Sunday, April 7, 2013

BGP Route Maps

Cisco routers implement a route policy using Route Maps. A route map can utilize access-lists, prefix-lists, as-path access lists, and community lists to create an effective route policy.
A route map consists of a series of statements that check to see if a route matches the policy, to permit or deny the route, and then possibly an additional series of commands to adjust the atrributes or metrics of those routes.
AS-path prepending is an example of one such use of route maps, as is the implementation of community string controlled local preference. Using a route map, you can lable routes you receive with special community strings so that you can modify the metrics, or filter the routes before announcing them.
A route map consists of the route map statement permitting or denying all routes matching the list it calls. Each route map statement contains a number.
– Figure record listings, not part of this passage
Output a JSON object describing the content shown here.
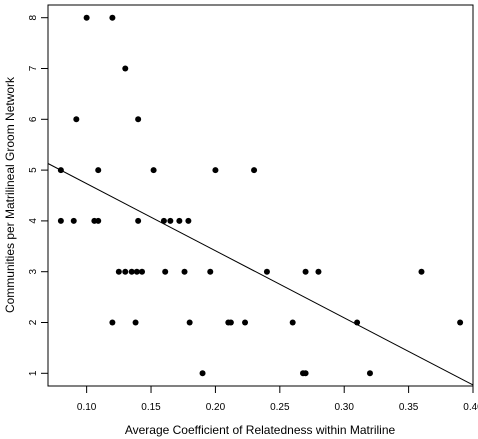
{
  "chart_data": {
    "type": "scatter",
    "title": "",
    "xlabel": "Average Coefficient of Relatedness within Matriline",
    "ylabel": "Communities per Matrilineal Groom Network",
    "xlim": [
      0.07,
      0.4
    ],
    "ylim": [
      0.75,
      8.25
    ],
    "x_ticks": [
      "0.10",
      "0.15",
      "0.20",
      "0.25",
      "0.30",
      "0.35",
      "0.40"
    ],
    "y_ticks": [
      "1",
      "2",
      "3",
      "4",
      "5",
      "6",
      "7",
      "8"
    ],
    "grid": false,
    "legend": "none",
    "point_color": "#000000",
    "line_color": "#000000",
    "points": [
      {
        "x": 0.08,
        "y": 5
      },
      {
        "x": 0.08,
        "y": 4
      },
      {
        "x": 0.09,
        "y": 4
      },
      {
        "x": 0.092,
        "y": 6
      },
      {
        "x": 0.1,
        "y": 8
      },
      {
        "x": 0.106,
        "y": 4
      },
      {
        "x": 0.109,
        "y": 5
      },
      {
        "x": 0.109,
        "y": 4
      },
      {
        "x": 0.12,
        "y": 8
      },
      {
        "x": 0.12,
        "y": 2
      },
      {
        "x": 0.125,
        "y": 3
      },
      {
        "x": 0.13,
        "y": 7
      },
      {
        "x": 0.13,
        "y": 3
      },
      {
        "x": 0.135,
        "y": 3
      },
      {
        "x": 0.138,
        "y": 2
      },
      {
        "x": 0.139,
        "y": 3
      },
      {
        "x": 0.14,
        "y": 6
      },
      {
        "x": 0.14,
        "y": 4
      },
      {
        "x": 0.143,
        "y": 3
      },
      {
        "x": 0.152,
        "y": 5
      },
      {
        "x": 0.16,
        "y": 4
      },
      {
        "x": 0.161,
        "y": 3
      },
      {
        "x": 0.165,
        "y": 4
      },
      {
        "x": 0.172,
        "y": 4
      },
      {
        "x": 0.176,
        "y": 3
      },
      {
        "x": 0.179,
        "y": 4
      },
      {
        "x": 0.18,
        "y": 2
      },
      {
        "x": 0.19,
        "y": 1
      },
      {
        "x": 0.196,
        "y": 3
      },
      {
        "x": 0.2,
        "y": 5
      },
      {
        "x": 0.21,
        "y": 2
      },
      {
        "x": 0.212,
        "y": 2
      },
      {
        "x": 0.223,
        "y": 2
      },
      {
        "x": 0.23,
        "y": 5
      },
      {
        "x": 0.24,
        "y": 3
      },
      {
        "x": 0.26,
        "y": 2
      },
      {
        "x": 0.268,
        "y": 1
      },
      {
        "x": 0.27,
        "y": 1
      },
      {
        "x": 0.27,
        "y": 3
      },
      {
        "x": 0.28,
        "y": 3
      },
      {
        "x": 0.31,
        "y": 2
      },
      {
        "x": 0.32,
        "y": 1
      },
      {
        "x": 0.36,
        "y": 3
      },
      {
        "x": 0.39,
        "y": 2
      }
    ],
    "trend_line": {
      "x": [
        0.07,
        0.4
      ],
      "y": [
        5.13,
        0.77
      ]
    }
  }
}
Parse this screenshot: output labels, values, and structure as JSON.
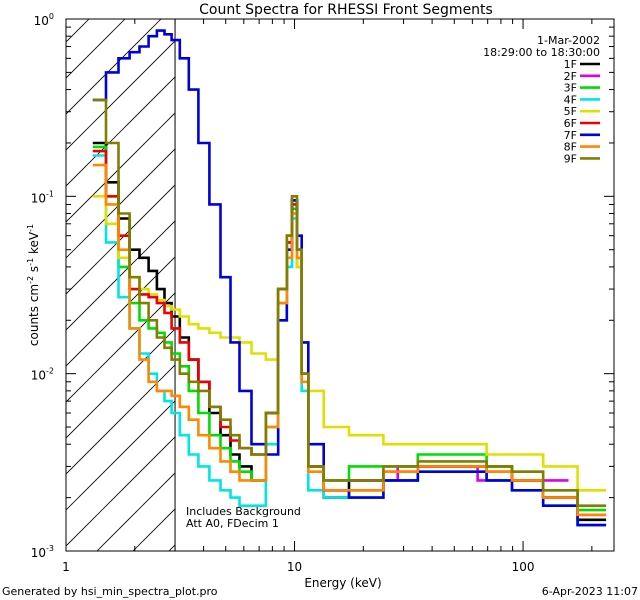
{
  "chart_data": {
    "type": "line",
    "title": "Count Spectra for RHESSI Front Segments",
    "xlabel": "Energy (keV)",
    "ylabel": {
      "base": "counts cm",
      "exp1": "-2",
      "mid1": " s",
      "exp2": "-1",
      "mid2": " keV",
      "exp3": "-1"
    },
    "x_scale": "log",
    "y_scale": "log",
    "xlim": [
      1,
      250
    ],
    "ylim": [
      0.001,
      1
    ],
    "x_ticks": [
      {
        "value": 1,
        "label": "1"
      },
      {
        "value": 10,
        "label": "10"
      },
      {
        "value": 100,
        "label": "100"
      }
    ],
    "y_ticks": [
      {
        "value": 0.001,
        "base": "10",
        "exp": "-3"
      },
      {
        "value": 0.01,
        "base": "10",
        "exp": "-2"
      },
      {
        "value": 0.1,
        "base": "10",
        "exp": "-1"
      },
      {
        "value": 1,
        "base": "10",
        "exp": "0"
      }
    ],
    "date_label": "1-Mar-2002",
    "time_range": "18:29:00 to 18:30:00",
    "annotations": [
      "Includes Background",
      "Att A0, FDecim 1"
    ],
    "attenuator_boundary_keV": 3,
    "legend_position": "top-right",
    "series": [
      {
        "name": "1F",
        "color": "#000000",
        "x": [
          1.4,
          1.6,
          1.8,
          2.0,
          2.2,
          2.4,
          2.6,
          2.8,
          3.0,
          3.3,
          3.6,
          4.0,
          4.5,
          5.0,
          5.5,
          6.0,
          7.0,
          8.0,
          9.0,
          9.5,
          10.0,
          10.5,
          11.0,
          12.0,
          15.0,
          20.0,
          30.0,
          40.0,
          60.0,
          80.0,
          100.0,
          150.0,
          200.0
        ],
        "y": [
          0.2,
          0.12,
          0.075,
          0.05,
          0.045,
          0.038,
          0.03,
          0.025,
          0.021,
          0.016,
          0.012,
          0.009,
          0.006,
          0.0045,
          0.0035,
          0.003,
          0.0025,
          0.006,
          0.03,
          0.06,
          0.095,
          0.05,
          0.01,
          0.003,
          0.002,
          0.0025,
          0.0025,
          0.003,
          0.003,
          0.003,
          0.0025,
          0.002,
          0.0015
        ]
      },
      {
        "name": "2F",
        "color": "#e000e0",
        "x": [
          20.0,
          40.0,
          100.0
        ],
        "y": [
          0.0025,
          0.003,
          0.0025
        ]
      },
      {
        "name": "3F",
        "color": "#00dd00",
        "x": [
          1.4,
          1.6,
          1.8,
          2.0,
          2.2,
          2.4,
          2.6,
          2.8,
          3.0,
          3.3,
          3.6,
          4.0,
          4.5,
          5.0,
          5.5,
          6.0,
          7.0,
          8.0,
          9.0,
          9.5,
          10.0,
          10.5,
          11.0,
          12.0,
          15.0,
          20.0,
          30.0,
          40.0,
          60.0,
          80.0,
          100.0,
          150.0,
          200.0
        ],
        "y": [
          0.19,
          0.1,
          0.04,
          0.025,
          0.02,
          0.018,
          0.017,
          0.015,
          0.013,
          0.011,
          0.008,
          0.006,
          0.0045,
          0.0038,
          0.0032,
          0.0028,
          0.0025,
          0.005,
          0.025,
          0.05,
          0.085,
          0.045,
          0.009,
          0.003,
          0.0025,
          0.003,
          0.003,
          0.0035,
          0.0035,
          0.003,
          0.0028,
          0.0022,
          0.0017
        ]
      },
      {
        "name": "4F",
        "color": "#00e5e5",
        "x": [
          1.4,
          1.6,
          1.8,
          2.0,
          2.2,
          2.4,
          2.6,
          2.8,
          3.0,
          3.3,
          3.6,
          4.0,
          4.5,
          5.0,
          5.5,
          6.0,
          7.0,
          8.0,
          9.0,
          9.5,
          10.0,
          10.5,
          11.0,
          12.0,
          15.0,
          20.0,
          30.0,
          40.0,
          60.0,
          80.0,
          100.0,
          150.0,
          200.0
        ],
        "y": [
          0.17,
          0.055,
          0.027,
          0.018,
          0.013,
          0.01,
          0.008,
          0.007,
          0.006,
          0.0045,
          0.0035,
          0.003,
          0.0025,
          0.0022,
          0.002,
          0.0018,
          0.0018,
          0.004,
          0.02,
          0.04,
          0.075,
          0.04,
          0.008,
          0.0022,
          0.002,
          0.002,
          0.0025,
          0.0028,
          0.0028,
          0.0025,
          0.0022,
          0.0018,
          0.0014
        ]
      },
      {
        "name": "5F",
        "color": "#e0e000",
        "x": [
          1.4,
          1.6,
          1.8,
          2.0,
          2.2,
          2.4,
          2.6,
          2.8,
          3.0,
          3.3,
          3.6,
          4.0,
          4.5,
          5.0,
          5.5,
          6.0,
          7.0,
          8.0,
          9.0,
          9.5,
          10.0,
          10.5,
          11.0,
          12.0,
          15.0,
          20.0,
          30.0,
          40.0,
          60.0,
          80.0,
          100.0,
          150.0,
          200.0
        ],
        "y": [
          0.1,
          0.07,
          0.045,
          0.035,
          0.03,
          0.028,
          0.026,
          0.024,
          0.023,
          0.021,
          0.019,
          0.018,
          0.017,
          0.016,
          0.016,
          0.015,
          0.013,
          0.012,
          0.03,
          0.06,
          0.08,
          0.04,
          0.015,
          0.008,
          0.005,
          0.0045,
          0.004,
          0.004,
          0.004,
          0.0035,
          0.0035,
          0.003,
          0.0022
        ]
      },
      {
        "name": "6F",
        "color": "#ee0000",
        "x": [
          1.4,
          1.6,
          1.8,
          2.0,
          2.2,
          2.4,
          2.6,
          2.8,
          3.0,
          3.3,
          3.6,
          4.0,
          4.5,
          5.0,
          5.5,
          6.0,
          7.0,
          8.0,
          9.0,
          9.5,
          10.0,
          10.5,
          11.0,
          12.0,
          15.0,
          20.0,
          30.0,
          40.0,
          60.0,
          80.0,
          100.0,
          150.0,
          200.0
        ],
        "y": [
          0.18,
          0.1,
          0.06,
          0.03,
          0.028,
          0.027,
          0.025,
          0.022,
          0.018,
          0.015,
          0.012,
          0.009,
          0.0065,
          0.005,
          0.0042,
          0.0038,
          0.0035,
          0.006,
          0.03,
          0.055,
          0.09,
          0.05,
          0.01,
          0.003,
          0.0022,
          0.0022,
          0.0028,
          0.003,
          0.003,
          0.0028,
          0.0025,
          0.002,
          0.0016
        ]
      },
      {
        "name": "7F",
        "color": "#0000dd",
        "x": [
          1.4,
          1.6,
          1.8,
          2.0,
          2.2,
          2.4,
          2.6,
          2.8,
          3.0,
          3.3,
          3.6,
          4.0,
          4.5,
          5.0,
          5.5,
          6.0,
          7.0,
          8.0,
          9.0,
          9.5,
          10.0,
          10.5,
          11.0,
          12.0,
          15.0,
          20.0,
          30.0,
          40.0,
          60.0,
          80.0,
          100.0,
          150.0,
          200.0
        ],
        "y": [
          0.35,
          0.5,
          0.6,
          0.65,
          0.7,
          0.8,
          0.86,
          0.82,
          0.76,
          0.6,
          0.4,
          0.2,
          0.09,
          0.035,
          0.015,
          0.008,
          0.004,
          0.0035,
          0.02,
          0.05,
          0.095,
          0.06,
          0.015,
          0.004,
          0.0022,
          0.002,
          0.0025,
          0.0028,
          0.0028,
          0.0025,
          0.0022,
          0.0018,
          0.0014
        ]
      },
      {
        "name": "8F",
        "color": "#ff8800",
        "x": [
          1.4,
          1.6,
          1.8,
          2.0,
          2.2,
          2.4,
          2.6,
          2.8,
          3.0,
          3.3,
          3.6,
          4.0,
          4.5,
          5.0,
          5.5,
          6.0,
          7.0,
          8.0,
          9.0,
          9.5,
          10.0,
          10.5,
          11.0,
          12.0,
          15.0,
          20.0,
          30.0,
          40.0,
          60.0,
          80.0,
          100.0,
          150.0,
          200.0
        ],
        "y": [
          0.15,
          0.09,
          0.05,
          0.018,
          0.012,
          0.009,
          0.008,
          0.008,
          0.0075,
          0.0065,
          0.0055,
          0.0045,
          0.0038,
          0.0032,
          0.0028,
          0.0025,
          0.0025,
          0.005,
          0.025,
          0.045,
          0.08,
          0.045,
          0.009,
          0.0028,
          0.0022,
          0.0022,
          0.0028,
          0.003,
          0.003,
          0.0028,
          0.0025,
          0.002,
          0.0016
        ]
      },
      {
        "name": "9F",
        "color": "#808000",
        "x": [
          1.4,
          1.6,
          1.8,
          2.0,
          2.2,
          2.4,
          2.6,
          2.8,
          3.0,
          3.3,
          3.6,
          4.0,
          4.5,
          5.0,
          5.5,
          6.0,
          7.0,
          8.0,
          9.0,
          9.5,
          10.0,
          10.5,
          11.0,
          12.0,
          15.0,
          20.0,
          30.0,
          40.0,
          60.0,
          80.0,
          100.0,
          150.0,
          200.0
        ],
        "y": [
          0.35,
          0.2,
          0.08,
          0.035,
          0.025,
          0.02,
          0.016,
          0.014,
          0.012,
          0.01,
          0.009,
          0.008,
          0.0065,
          0.0055,
          0.0045,
          0.0038,
          0.0035,
          0.006,
          0.03,
          0.06,
          0.1,
          0.05,
          0.01,
          0.003,
          0.0025,
          0.0025,
          0.003,
          0.0032,
          0.0032,
          0.003,
          0.0028,
          0.0022,
          0.0018
        ]
      }
    ]
  },
  "footer": {
    "generated_by": "Generated by hsi_min_spectra_plot.pro",
    "timestamp": "6-Apr-2023 11:07"
  }
}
These numbers are used to place the steps of the route map in order.
For example:
route-map NAME permit 10

 match access-list 22
 set community 701:666

!
route-map NAME permit 20
 match prefix-list NO-GO
 set metric 20000000

!
route-map NAME deny 30
 match community 41
WHAT YOU CAN MATCH
You can match on any of the following list types:
LIST TYPE
COMMAND
MATCHES BY
access-listmatch ip addressIP address
prefix-listmatch prefix
IP address
as-path-access-listmatch as-pathAS-path
community-listmatch communityCommunity String

You can also match on the following:
  • Interface
  • NEXT_HOP
  • route-source
  • metric
  • route-type
  • tag
WHAT YOU CAN SET
You can set any of the following metrics and attributes:
  • LOCAL_PREF (affects routes within the AS)
  • NEXT_HOP
  • AS_PATH (prepend routes or modify the path)
  • Multi Exit Discriminator (MED) (Affect the route an external AS uses to enter your network)
  • Community strings (lable a route)
HOW A ROUTE MAP WORKS
ROUTE MAP <NAME> PERMIT nn
A route that meets the route map's MATCH criterion will have all SET commands applied to the route's metrics or attributes. The lists called by the MATCH statements can have PERMIT or DENY commands. Items matching the PERMIT statement will be SET, items matching a DENY will not be SET.
ROUTE MAP <NAME> DENY nn
A route not matching some line in the lists this route map's MATCH statements call will be permitted. The route map will exit to begin again and evaluate the next route.